Rocky Mountain National Park is celebrating its 100th Anniversary in 2015. Rocky Mountain National Park was the tenth national park to be established, and prior to having a unified park service, it was administered by the Department of the Interior.
On this trip we came into the park from the west so our first stop was in the Kawuneeche Valley where we took several short hikes near the headwaters of the mighty Colorado River. Here it’s hard to imagine that this nice little meandering stream further down its course becomes the river carving the Grand Canyon.

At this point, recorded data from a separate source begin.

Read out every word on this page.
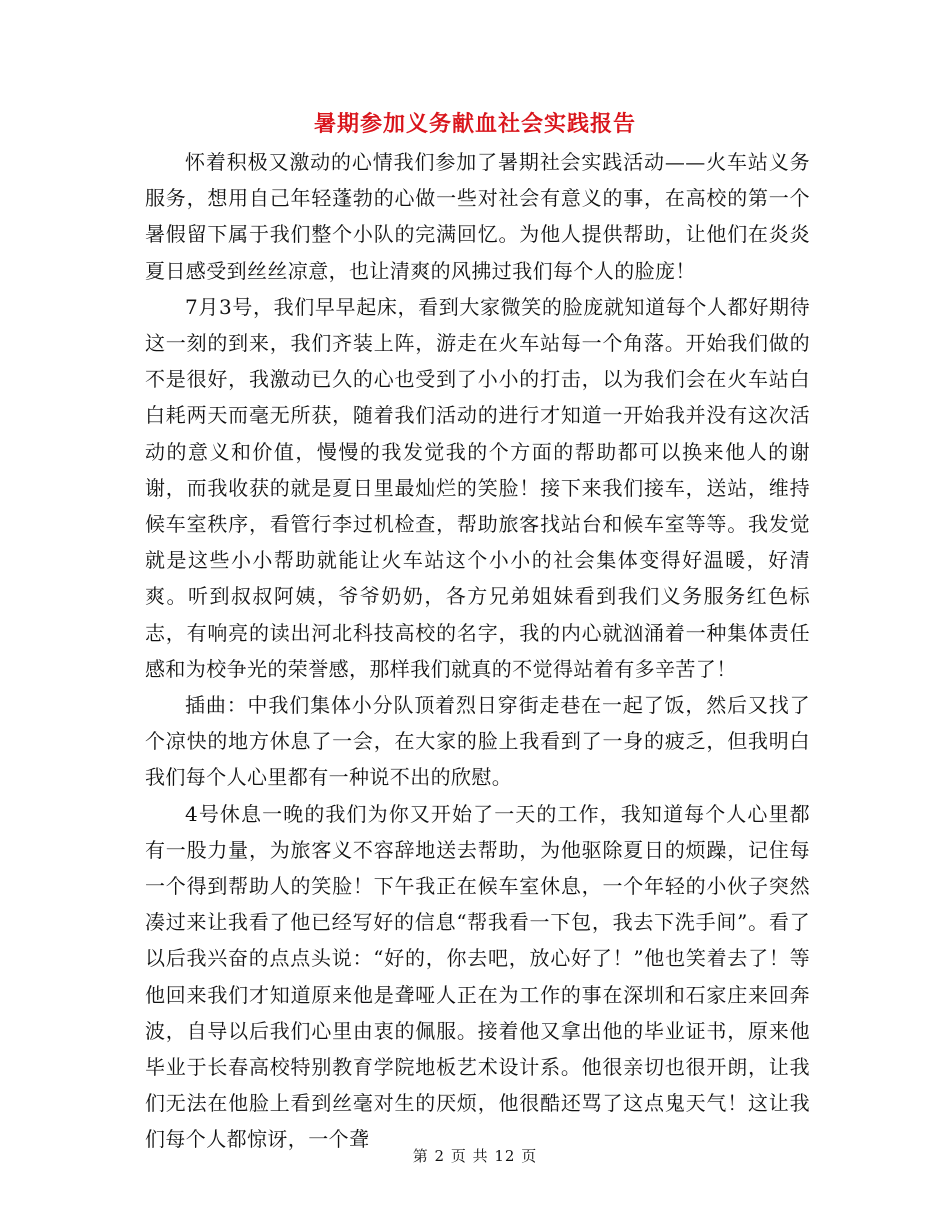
暑期参加义务献血社会实践报告

怀着积极又激动的心情我们参加了暑期社会实践活动——火车站义务服务，想用自己年轻蓬勃的心做一些对社会有意义的事，在高校的第一个暑假留下属于我们整个小队的完满回忆。为他人提供帮助，让他们在炎炎夏日感受到丝丝凉意，也让清爽的风拂过我们每个人的脸庞！

7月3号，我们早早起床，看到大家微笑的脸庞就知道每个人都好期待这一刻的到来，我们齐装上阵，游走在火车站每一个角落。开始我们做的不是很好，我激动已久的心也受到了小小的打击，以为我们会在火车站白白耗两天而毫无所获，随着我们活动的进行才知道一开始我并没有这次活动的意义和价值，慢慢的我发觉我的个方面的帮助都可以换来他人的谢谢，而我收获的就是夏日里最灿烂的笑脸！接下来我们接车，送站，维持候车室秩序，看管行李过机检查，帮助旅客找站台和候车室等等。我发觉就是这些小小帮助就能让火车站这个小小的社会集体变得好温暖，好清爽。听到叔叔阿姨，爷爷奶奶，各方兄弟姐妹看到我们义务服务红色标志，有响亮的读出河北科技高校的名字，我的内心就汹涌着一种集体责任感和为校争光的荣誉感，那样我们就真的不觉得站着有多辛苦了！

插曲：中我们集体小分队顶着烈日穿街走巷在一起了饭，然后又找了个凉快的地方休息了一会，在大家的脸上我看到了一身的疲乏，但我明白我们每个人心里都有一种说不出的欣慰。

4号休息一晚的我们为你又开始了一天的工作，我知道每个人心里都有一股力量，为旅客义不容辞地送去帮助，为他驱除夏日的烦躁，记住每一个得到帮助人的笑脸！下午我正在候车室休息，一个年轻的小伙子突然凑过来让我看了他已经写好的信息“帮我看一下包，我去下洗手间”。看了以后我兴奋的点点头说：“好的，你去吧，放心好了！”他也笑着去了！等他回来我们才知道原来他是聋哑人正在为工作的事在深圳和石家庄来回奔波，自导以后我们心里由衷的佩服。接着他又拿出他的毕业证书，原来他毕业于长春高校特别教育学院地板艺术设计系。他很亲切也很开朗，让我们无法在他脸上看到丝毫对生的厌烦，他很酷还骂了这点鬼天气！这让我们每个人都惊讶，一个聋

第 2 页 共 12 页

Trail Ridge Road climbs, twists and turns its way eastward to cross the Continental Divide at Milner Pass (10758 ft.), continuing to snake its way to the Alpine Visitor Center (11796 ft.) at Fall River Pass, then to the highest point on the road (12,183 ft.) and beyond and downward to the east entrance of the park – Beaver Meadows Visitor Center at a “mere” 7840 ft. The views on the road are amazing and at many points it seems like you can see forever. The Never Summer Mountain Range to the west, the Mummy Range to the north, and Long’s Peak (14259 ft.) to the south provide 360° mountain viewing and great opportunities for beautiful landscape photos. “Purple mountain majesties” very well could apply here even though Katherine Lee Bates wrote those words inspired by Pikes Peak further to the south.
This park is nearly all fairly high so hiking can be quite strenuous if one is not used to altitude. By watching the elevation gains given on the trail guides, it’s possible to choose hikes of varying activity levels – elevation gain often being more important than total distance.
We hiked to the Pool and then went back to the visitor’s center to ask a couple of questions. We were curious about the fenced areas erected along the stream in Moraine Park. We were told they were elk exclusion fences. These were areas where the vegetation had basically been decimated by overgrazing of elk and they were trying to revive the plant life there by keeping the elk out. Gates for people were provided so they could continue to fish the stream. We also talked to rangers about the Russian thistles we had seen along the roadsides – coming from Nebraska we know how invasive those plants are!
We decided to explore the Old Fall River Road which was the original road to cross the park by way of Fall River Valley and Milner Pass. Following construction of Trail Ridge Road, Old Fall River Road was designated as a one-way route to the Alpine Visitors Center. The day we drove it, even though it is unpaved, there was a steady stream of traffic. It reminded us of why we like to visit national parks in the off-season. Of course, the fact that Trail Ridge Road is closed from mid-October to Memorial Day because of weather, does limit the season.
After having scoured the mountainsides with binoculars in search of bighorn sheep to no avail, we came across a sheep perfectly posed not far off the road near Rock Cut. We also managed to spot pika, and marmots among the rocks.
The trail past Copeland Falls to Calypso Cascade was a pleasant hike and not quite as crowded as some others. Not so, the trailhead for Long’s Peak when we went there. We were totally amazed at the size of the parking lot and the fact that it was packed with vehicles. Long’s is not an easy mountain but, as the season is short, and many climbers want to add it to the list of fourteeners they have climbed, a ranger told us it is always very crowded there.
Rocky Mountain National Park is certainly a jewel in the national park system and well worth the return visit.